A hierarchical linguistic information-based model of English prosody: L2 data analysis and implications for computer-assisted language learning

Abstract The paper presents a prosody model of native English (L1) continuous speech as corrective prosodic feedback for non-native learners. The model incorporates both hierarchical discourse association and information structure to (1) pinpoint the prosodic features of multi-phrase continuous speech, and (2) simulate native-like expressive speech using corpus of North American and Taiwan L2 English. The bottom-up, additive, data-driven model aims to generate L1-like expressive continuous speech with built-in phonetic and phonological specifications at the lexical level, syntactic/semantic specifications at the next higher phrase and sentence levels, and completed with patterned paragraph associations and prosodic projections of information allocation at higher levels.
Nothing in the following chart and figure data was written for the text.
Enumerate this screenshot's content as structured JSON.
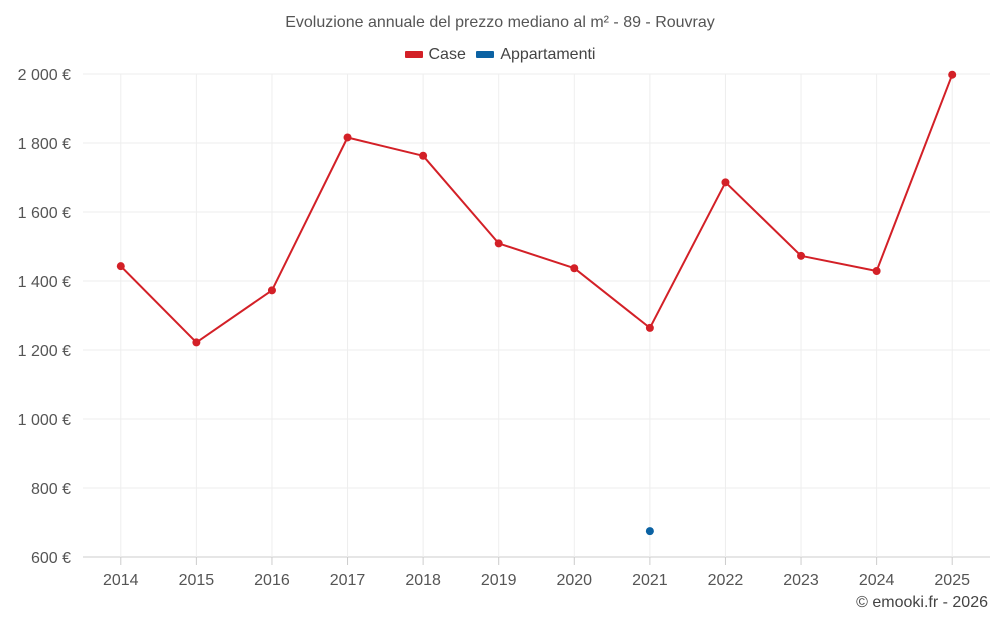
{
  "chart_data": {
    "type": "line",
    "title": "Evoluzione annuale del prezzo mediano al m² - 89 - Rouvray",
    "categories": [
      "2014",
      "2015",
      "2016",
      "2017",
      "2018",
      "2019",
      "2020",
      "2021",
      "2022",
      "2023",
      "2024",
      "2025"
    ],
    "series": [
      {
        "name": "Case",
        "color": "#d32027",
        "values": [
          1443,
          1222,
          1373,
          1816,
          1763,
          1509,
          1437,
          1264,
          1686,
          1473,
          1429,
          1998
        ]
      },
      {
        "name": "Appartamenti",
        "color": "#0b62a3",
        "values": [
          null,
          null,
          null,
          null,
          null,
          null,
          null,
          675,
          null,
          null,
          null,
          null
        ]
      }
    ],
    "ylim": [
      600,
      2000
    ],
    "yticks": [
      600,
      800,
      1000,
      1200,
      1400,
      1600,
      1800,
      2000
    ],
    "ytick_labels": [
      "600 €",
      "800 €",
      "1 000 €",
      "1 200 €",
      "1 400 €",
      "1 600 €",
      "1 800 €",
      "2 000 €"
    ],
    "xlabel": "",
    "ylabel": "",
    "grid": true,
    "legend_position": "top-center"
  },
  "credit": "© emooki.fr - 2026"
}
The hierarchical model successfully allows us to identify L1-L2 differences by prosodic modules/patterns as novel additional features “discourse structure” and “information density” reliably nail down L1-L2 prosodic differences related to phrase association as well as information placement. Our L1 prosodic model with the proposed predictors and optimized model trained from L1 speech corpus showed increase of prediction over existing methods. As a corrective feedback for L2 learners, these predicted L1 prosodic features were compared with a baseline model by objective evaluation (RMS error and correlation) then superimposed onto the L2 speech tokens. Resynthesized L2 tokens were subsequently compared with the original L2 tokens for degrees of perceived accent using subjective evaluation (native-listener perception test). We believe the proposed model can be an effective alternative for implementing computer-assisted language learning (CALL) systems that helps generate L1-like prosody from text, and at the same time serves as corrective feedback for L2 learners.